What’s been the single biggest logistical nightmare you’ve ever had on a trip?

In 2004 on our second Enduro India there had been a change of the chief of police, so I went to see the new guy. His name was Vijay Singh, and he was an evil fucking man! I asked if he would come and flag off the rally, but he turned to me and said, “your rally is not leaving the bloody carpark.” At this stage I had 160 people in the air all arriving within 12 hours, who’d raised £250,000 for charity and we’d already spent their money on organising the tour. As my customers were above Iran on a plane, I was on an overnight train to meet the one politician who could over-rule this corrupt copper. “I know this policeman’s boss,” says the politician, and he writes me a letter, seals it with wax at the table, and I get back on the train. Just as our clients are landing in India I’m sitting with the policeman’s boss. He reads the letter, freaks out and sacks him on the spot. “Get out before I beat you!” he shouted after him. That was the longest train journey of my entire life…

Is that how India is run, then?

It is, but it’s no different in this country. We assume here that everything is good and fair in the UK, but all those judges and politicians are in it for one thing: power. And in a poor country, those people don’t give a damn what you’re raising for charity, they just want to know what’s in it for them. It’s vital that you stand your ground and don’t give in to any bribes, because the moment you give a bribe to a politician, you’re screwed. In the end they’ll ask for so much money it’ll kill your business.

Some cynics would suggest that your charity angle is merely a tool to make people sign up...

Of course it is, we want them to sign up so we raise more money for charity! That’s why we do this. I don’t give a shit what cynics say, how many companies do you know big or small that are raising £1 million per year for charity? This is a way of life for us. We earn decent salaries in the office and why not, we work bloody hard and we’ve got to pay our bills, but central to what we do is raising money and we give away over 50% of our profit every year.

What have you learned about people from running this business?

I’ve learned how bitter and twisted some people can be, but I’ve also learned how wonderful people are as well. The two best qualities in the human spirit are compassion and adventure, and if you can bring those two together and add a motorcycle you’ve got a magic formula.

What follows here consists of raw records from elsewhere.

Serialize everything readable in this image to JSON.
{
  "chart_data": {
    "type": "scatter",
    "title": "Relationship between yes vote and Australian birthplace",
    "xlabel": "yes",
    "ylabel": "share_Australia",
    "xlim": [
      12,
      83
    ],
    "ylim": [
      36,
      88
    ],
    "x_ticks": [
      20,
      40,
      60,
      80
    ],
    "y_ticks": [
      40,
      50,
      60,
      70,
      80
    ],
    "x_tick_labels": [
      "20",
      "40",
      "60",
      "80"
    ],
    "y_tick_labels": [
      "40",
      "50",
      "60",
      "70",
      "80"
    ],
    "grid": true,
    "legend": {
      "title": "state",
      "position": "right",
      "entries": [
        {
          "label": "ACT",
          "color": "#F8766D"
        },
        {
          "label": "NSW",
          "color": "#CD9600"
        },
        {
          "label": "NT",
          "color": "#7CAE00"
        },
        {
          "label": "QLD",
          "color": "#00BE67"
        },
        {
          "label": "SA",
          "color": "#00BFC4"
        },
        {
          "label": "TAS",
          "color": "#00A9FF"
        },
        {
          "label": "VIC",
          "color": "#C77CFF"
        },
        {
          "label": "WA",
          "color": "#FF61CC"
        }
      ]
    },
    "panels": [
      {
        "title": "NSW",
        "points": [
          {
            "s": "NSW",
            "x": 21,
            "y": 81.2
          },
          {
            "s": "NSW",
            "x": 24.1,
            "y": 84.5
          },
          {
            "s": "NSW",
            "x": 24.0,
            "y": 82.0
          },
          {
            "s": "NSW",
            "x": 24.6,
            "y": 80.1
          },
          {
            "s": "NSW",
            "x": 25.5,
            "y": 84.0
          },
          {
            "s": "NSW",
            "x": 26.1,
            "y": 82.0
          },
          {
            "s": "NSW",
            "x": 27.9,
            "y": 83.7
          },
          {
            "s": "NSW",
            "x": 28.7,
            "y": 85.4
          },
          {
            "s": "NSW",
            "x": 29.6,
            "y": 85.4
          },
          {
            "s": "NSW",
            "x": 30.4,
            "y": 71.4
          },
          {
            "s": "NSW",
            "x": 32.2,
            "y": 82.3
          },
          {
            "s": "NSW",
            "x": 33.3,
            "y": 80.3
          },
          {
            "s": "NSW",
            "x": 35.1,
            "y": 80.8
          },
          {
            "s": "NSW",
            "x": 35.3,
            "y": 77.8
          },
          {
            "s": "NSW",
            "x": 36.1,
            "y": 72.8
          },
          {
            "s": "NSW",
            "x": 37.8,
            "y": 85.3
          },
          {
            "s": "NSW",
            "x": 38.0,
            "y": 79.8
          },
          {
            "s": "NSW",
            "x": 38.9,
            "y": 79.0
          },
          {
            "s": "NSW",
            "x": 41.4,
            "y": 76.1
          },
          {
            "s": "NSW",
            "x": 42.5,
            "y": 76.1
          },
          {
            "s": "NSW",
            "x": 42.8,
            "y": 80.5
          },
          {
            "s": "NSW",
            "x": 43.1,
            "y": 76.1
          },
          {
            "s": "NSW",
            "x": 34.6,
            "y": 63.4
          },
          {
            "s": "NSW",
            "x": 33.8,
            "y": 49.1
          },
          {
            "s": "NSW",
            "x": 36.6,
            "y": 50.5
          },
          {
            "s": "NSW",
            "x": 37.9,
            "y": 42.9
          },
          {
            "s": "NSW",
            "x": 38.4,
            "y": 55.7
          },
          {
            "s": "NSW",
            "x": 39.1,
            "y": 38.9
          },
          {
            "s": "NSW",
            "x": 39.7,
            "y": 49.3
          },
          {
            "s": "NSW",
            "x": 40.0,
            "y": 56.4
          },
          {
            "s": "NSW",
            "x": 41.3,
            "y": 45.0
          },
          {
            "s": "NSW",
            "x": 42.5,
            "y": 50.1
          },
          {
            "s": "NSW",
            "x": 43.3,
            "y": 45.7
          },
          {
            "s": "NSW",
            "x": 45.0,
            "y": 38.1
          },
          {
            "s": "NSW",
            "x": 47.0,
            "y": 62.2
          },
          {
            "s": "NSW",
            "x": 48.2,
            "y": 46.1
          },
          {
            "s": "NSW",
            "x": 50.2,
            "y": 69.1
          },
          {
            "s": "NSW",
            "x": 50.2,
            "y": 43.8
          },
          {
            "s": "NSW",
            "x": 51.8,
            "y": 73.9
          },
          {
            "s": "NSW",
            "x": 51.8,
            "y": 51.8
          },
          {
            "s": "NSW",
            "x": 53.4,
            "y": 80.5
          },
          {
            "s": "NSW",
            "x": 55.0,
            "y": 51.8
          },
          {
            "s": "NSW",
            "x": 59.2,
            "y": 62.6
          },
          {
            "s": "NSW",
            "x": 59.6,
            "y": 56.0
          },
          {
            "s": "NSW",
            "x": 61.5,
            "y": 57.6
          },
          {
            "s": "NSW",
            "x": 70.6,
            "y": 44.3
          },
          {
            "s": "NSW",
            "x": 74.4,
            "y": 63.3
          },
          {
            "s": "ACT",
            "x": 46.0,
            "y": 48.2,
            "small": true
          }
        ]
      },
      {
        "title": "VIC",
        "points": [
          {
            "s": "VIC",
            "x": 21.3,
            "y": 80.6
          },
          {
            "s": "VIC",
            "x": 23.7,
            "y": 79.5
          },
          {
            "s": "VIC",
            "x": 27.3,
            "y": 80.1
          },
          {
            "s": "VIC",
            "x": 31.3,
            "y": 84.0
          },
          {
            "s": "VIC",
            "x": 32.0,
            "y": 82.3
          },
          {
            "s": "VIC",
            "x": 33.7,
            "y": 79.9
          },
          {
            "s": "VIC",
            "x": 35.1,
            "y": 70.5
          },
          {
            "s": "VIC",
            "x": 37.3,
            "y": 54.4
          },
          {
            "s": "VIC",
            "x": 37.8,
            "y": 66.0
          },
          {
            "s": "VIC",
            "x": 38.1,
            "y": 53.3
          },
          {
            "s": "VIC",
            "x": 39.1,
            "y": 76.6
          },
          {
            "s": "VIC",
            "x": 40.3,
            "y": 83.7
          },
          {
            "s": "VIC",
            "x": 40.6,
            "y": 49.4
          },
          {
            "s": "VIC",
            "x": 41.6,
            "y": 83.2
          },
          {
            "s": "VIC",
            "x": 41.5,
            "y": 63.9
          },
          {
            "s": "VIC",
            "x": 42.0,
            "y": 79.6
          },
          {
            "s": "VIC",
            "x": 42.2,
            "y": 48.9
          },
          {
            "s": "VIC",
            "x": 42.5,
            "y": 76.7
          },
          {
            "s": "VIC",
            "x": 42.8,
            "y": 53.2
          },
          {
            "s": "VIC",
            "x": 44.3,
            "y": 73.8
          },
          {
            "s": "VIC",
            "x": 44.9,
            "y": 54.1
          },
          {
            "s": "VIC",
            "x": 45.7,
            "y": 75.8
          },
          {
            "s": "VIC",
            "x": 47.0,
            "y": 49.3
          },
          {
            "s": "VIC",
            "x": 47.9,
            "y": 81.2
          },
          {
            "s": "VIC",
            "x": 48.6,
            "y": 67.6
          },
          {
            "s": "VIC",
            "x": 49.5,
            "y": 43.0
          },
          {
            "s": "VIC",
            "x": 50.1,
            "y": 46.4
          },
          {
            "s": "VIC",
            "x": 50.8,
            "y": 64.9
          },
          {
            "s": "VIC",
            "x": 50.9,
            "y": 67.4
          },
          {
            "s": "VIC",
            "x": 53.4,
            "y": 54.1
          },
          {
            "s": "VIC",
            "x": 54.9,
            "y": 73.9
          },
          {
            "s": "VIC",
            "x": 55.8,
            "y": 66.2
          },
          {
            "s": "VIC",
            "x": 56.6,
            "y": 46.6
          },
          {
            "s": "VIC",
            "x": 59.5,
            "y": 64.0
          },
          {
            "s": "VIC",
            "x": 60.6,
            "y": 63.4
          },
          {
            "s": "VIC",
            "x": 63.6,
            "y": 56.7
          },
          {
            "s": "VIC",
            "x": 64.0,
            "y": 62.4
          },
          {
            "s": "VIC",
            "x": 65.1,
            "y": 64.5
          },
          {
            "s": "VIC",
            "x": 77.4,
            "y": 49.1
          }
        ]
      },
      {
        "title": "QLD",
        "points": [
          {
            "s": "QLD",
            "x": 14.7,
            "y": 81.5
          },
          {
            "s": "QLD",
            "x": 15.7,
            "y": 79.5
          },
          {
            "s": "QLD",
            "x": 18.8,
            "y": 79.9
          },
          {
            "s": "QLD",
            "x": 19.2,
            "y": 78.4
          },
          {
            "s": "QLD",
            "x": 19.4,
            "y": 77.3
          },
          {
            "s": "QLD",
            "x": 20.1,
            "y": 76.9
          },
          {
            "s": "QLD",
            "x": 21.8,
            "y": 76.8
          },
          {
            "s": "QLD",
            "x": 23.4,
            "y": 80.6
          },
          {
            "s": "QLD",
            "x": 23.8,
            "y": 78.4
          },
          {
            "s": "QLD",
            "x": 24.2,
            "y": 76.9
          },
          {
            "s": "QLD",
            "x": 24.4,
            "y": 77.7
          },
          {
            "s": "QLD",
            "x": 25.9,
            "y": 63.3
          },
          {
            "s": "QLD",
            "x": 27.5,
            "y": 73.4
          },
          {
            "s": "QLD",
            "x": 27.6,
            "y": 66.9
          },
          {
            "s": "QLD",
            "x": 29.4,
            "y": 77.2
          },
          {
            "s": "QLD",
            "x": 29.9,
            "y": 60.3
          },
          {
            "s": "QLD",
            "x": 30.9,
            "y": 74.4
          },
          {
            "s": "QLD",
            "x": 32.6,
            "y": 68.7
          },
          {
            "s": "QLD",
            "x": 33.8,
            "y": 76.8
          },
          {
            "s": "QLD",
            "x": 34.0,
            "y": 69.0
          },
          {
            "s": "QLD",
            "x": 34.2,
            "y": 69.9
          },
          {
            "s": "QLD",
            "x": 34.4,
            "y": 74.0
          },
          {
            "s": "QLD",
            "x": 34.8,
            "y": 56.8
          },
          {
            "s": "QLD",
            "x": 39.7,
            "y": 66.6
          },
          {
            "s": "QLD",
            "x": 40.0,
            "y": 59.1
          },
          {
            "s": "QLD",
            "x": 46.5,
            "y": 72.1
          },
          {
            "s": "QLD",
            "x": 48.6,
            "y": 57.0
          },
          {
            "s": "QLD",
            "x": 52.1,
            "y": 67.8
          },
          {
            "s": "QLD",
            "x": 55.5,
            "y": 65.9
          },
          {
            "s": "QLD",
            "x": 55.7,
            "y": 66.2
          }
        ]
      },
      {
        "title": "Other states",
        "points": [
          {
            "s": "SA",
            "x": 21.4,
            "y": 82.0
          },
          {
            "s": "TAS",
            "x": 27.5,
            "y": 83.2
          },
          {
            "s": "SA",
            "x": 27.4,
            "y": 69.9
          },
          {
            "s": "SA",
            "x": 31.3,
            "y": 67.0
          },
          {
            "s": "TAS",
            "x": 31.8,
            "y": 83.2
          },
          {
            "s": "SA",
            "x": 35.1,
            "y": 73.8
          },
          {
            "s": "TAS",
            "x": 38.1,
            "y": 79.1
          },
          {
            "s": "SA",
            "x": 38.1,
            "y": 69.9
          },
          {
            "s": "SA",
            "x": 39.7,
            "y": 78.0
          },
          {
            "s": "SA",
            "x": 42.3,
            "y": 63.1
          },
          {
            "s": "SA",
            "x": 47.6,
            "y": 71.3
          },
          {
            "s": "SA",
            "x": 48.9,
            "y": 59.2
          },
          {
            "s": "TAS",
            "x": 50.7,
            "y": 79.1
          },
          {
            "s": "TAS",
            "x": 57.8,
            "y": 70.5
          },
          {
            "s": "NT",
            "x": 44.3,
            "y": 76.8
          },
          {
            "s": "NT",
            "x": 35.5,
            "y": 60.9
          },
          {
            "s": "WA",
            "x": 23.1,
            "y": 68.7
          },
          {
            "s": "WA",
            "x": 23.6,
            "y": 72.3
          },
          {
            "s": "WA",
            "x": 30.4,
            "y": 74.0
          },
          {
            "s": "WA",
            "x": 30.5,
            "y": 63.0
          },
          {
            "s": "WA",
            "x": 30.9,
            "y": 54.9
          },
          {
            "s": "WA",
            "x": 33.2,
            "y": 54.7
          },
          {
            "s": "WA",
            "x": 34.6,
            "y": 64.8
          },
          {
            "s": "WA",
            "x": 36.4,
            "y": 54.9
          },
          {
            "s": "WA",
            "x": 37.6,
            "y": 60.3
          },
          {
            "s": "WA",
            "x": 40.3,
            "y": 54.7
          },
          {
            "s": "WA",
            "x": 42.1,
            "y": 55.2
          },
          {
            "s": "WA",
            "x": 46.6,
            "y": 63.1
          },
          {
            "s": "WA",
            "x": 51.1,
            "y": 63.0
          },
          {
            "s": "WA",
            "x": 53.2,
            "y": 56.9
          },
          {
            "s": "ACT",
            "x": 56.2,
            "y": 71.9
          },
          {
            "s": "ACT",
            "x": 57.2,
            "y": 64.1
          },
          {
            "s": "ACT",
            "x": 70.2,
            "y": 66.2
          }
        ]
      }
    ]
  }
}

Did you notice any increase in business after the Ewan and Charley programmes?

They’ve certainly not done any harm. I’ve heard so many jibes against those two, “they only did it because they had a support crew,” stuff like that, and it stinks of jealousy. They went round the world and they got bikers inspired. Riding motorcycles shouldn’t be about a fashion label, and that’s what it’s been drummed down to. What bike do you ride, what leathers you got? Riding a bike is just a Louis Vuitton bag for some people. Biking used to be about expression, individualism and togetherness, Charley and Ewan have done that in abundance and they should be saluted for that.

How do locals generally react when 100 white fellas on motorbikes turn up on their doorstep?

It doesn’t matter whether you’re riding into a ghetto in Brazil where a man with a machine gun waves you in, or into the poorest, Aids-riddled village in Africa. Generally people are happy to see you, and the poorest people are the richest. Those with nothing want to give. But one guy got hit in the throat with a rock and we had a spear thrown at one of our riders in Africa. He said, “Si, look at this stick, it’s got an arrow-head on it!” and I laughed, “you’re in Africa, man! What do you expect?” Individuals do exist that could do you harm, but they’re certainly not the ones that overwhelm you.

Finally, what’s the single weirdest thing you’ve seen in all of your travels?

I saw an adult male Indian man lying underneath a cow sucking warm milk out of her udders once. I rode past with my mouth open, expecting to get splashed!